Aku semakin bersemangat, kusodok-sodokkan batang penisku semakin kuat
dan cepat. Itulah nikmat bersetubuh yang pertama kali kurasakan. Aku
masih belum bisa bertahan lama saking enaknya. Hanya beberapa menit,
puncak klimaks itu kucapai dengan sangat sempurna, “Creeet… crooot…
creeet..!”

Pada saat hampir bersamaan, tubuh Tante Ning mengejang, pinggulnya terangkat tinggi-tinggi.

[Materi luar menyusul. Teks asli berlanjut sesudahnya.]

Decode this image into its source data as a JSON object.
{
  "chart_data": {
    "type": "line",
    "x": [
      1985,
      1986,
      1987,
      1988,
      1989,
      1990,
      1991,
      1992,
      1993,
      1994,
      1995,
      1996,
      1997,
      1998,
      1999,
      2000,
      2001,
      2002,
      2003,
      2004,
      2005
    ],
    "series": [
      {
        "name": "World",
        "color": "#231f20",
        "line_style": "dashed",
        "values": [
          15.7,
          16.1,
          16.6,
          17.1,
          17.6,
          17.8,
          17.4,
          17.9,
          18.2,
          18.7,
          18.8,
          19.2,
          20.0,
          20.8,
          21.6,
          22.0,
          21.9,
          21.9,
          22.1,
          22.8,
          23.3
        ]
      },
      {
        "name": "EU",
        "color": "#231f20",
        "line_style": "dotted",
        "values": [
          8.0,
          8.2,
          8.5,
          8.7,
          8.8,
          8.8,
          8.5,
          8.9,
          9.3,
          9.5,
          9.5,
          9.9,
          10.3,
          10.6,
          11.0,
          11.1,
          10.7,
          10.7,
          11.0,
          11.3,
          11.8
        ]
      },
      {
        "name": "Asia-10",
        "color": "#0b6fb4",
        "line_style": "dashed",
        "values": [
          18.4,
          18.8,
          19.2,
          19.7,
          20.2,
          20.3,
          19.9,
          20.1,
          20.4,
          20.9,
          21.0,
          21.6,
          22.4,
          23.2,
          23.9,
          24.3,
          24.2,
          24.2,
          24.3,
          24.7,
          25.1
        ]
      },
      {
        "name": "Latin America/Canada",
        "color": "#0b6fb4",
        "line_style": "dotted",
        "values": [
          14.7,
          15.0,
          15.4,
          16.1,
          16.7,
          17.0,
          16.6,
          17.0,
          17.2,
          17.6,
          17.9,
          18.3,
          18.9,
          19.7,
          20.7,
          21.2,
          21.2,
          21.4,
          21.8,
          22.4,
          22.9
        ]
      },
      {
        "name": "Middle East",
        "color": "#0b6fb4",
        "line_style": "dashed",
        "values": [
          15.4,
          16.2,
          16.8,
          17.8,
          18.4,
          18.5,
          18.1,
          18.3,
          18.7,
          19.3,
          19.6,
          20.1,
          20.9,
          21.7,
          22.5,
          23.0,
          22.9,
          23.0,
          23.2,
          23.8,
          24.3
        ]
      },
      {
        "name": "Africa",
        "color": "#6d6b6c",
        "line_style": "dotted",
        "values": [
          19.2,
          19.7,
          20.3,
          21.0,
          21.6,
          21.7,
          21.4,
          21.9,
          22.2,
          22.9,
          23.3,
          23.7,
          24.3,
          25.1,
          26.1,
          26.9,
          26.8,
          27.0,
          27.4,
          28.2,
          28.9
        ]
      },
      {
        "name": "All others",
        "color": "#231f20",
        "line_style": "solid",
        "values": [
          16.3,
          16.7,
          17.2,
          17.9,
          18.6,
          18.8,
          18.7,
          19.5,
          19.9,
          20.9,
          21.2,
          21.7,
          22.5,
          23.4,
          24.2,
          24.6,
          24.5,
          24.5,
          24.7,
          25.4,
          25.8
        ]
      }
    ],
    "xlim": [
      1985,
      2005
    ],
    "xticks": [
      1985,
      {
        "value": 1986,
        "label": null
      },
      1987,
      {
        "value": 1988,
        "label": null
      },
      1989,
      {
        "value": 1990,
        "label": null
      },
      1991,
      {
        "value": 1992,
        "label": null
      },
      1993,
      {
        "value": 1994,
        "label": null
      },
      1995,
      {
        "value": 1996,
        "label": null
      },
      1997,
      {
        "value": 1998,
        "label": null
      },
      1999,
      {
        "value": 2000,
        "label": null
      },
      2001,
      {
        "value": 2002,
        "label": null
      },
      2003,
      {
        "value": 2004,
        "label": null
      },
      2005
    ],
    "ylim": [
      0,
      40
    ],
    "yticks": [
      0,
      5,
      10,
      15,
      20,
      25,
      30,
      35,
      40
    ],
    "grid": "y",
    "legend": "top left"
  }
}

“Oooorrrrgghh.. sssssshhhhh… aaarrrgghhhh..,” seru Tante Ning
menggelepar-gelepar ketika menggapai puncak kenikmatannya.
“Tanteeehhh.…….” “Oooohhhh, Ivaann…. Teken terus, Vaan, Tante masih
enak…, teken terus, yaahhh…” “Ivan kayak mimpi, Tante….,” bisikku polos.
“Hm-mm, Tante juga, mimpi di surga… Peluk Tante, Sayang…”

Selanjutnya, dengan batang kemaluan yang masih tetap menancap erat pada
vagina Tante Ning, aku jatuh tertidur. Tante Ning juga. Kami baru
terbangun ketika si Mbok pulang dari pasar.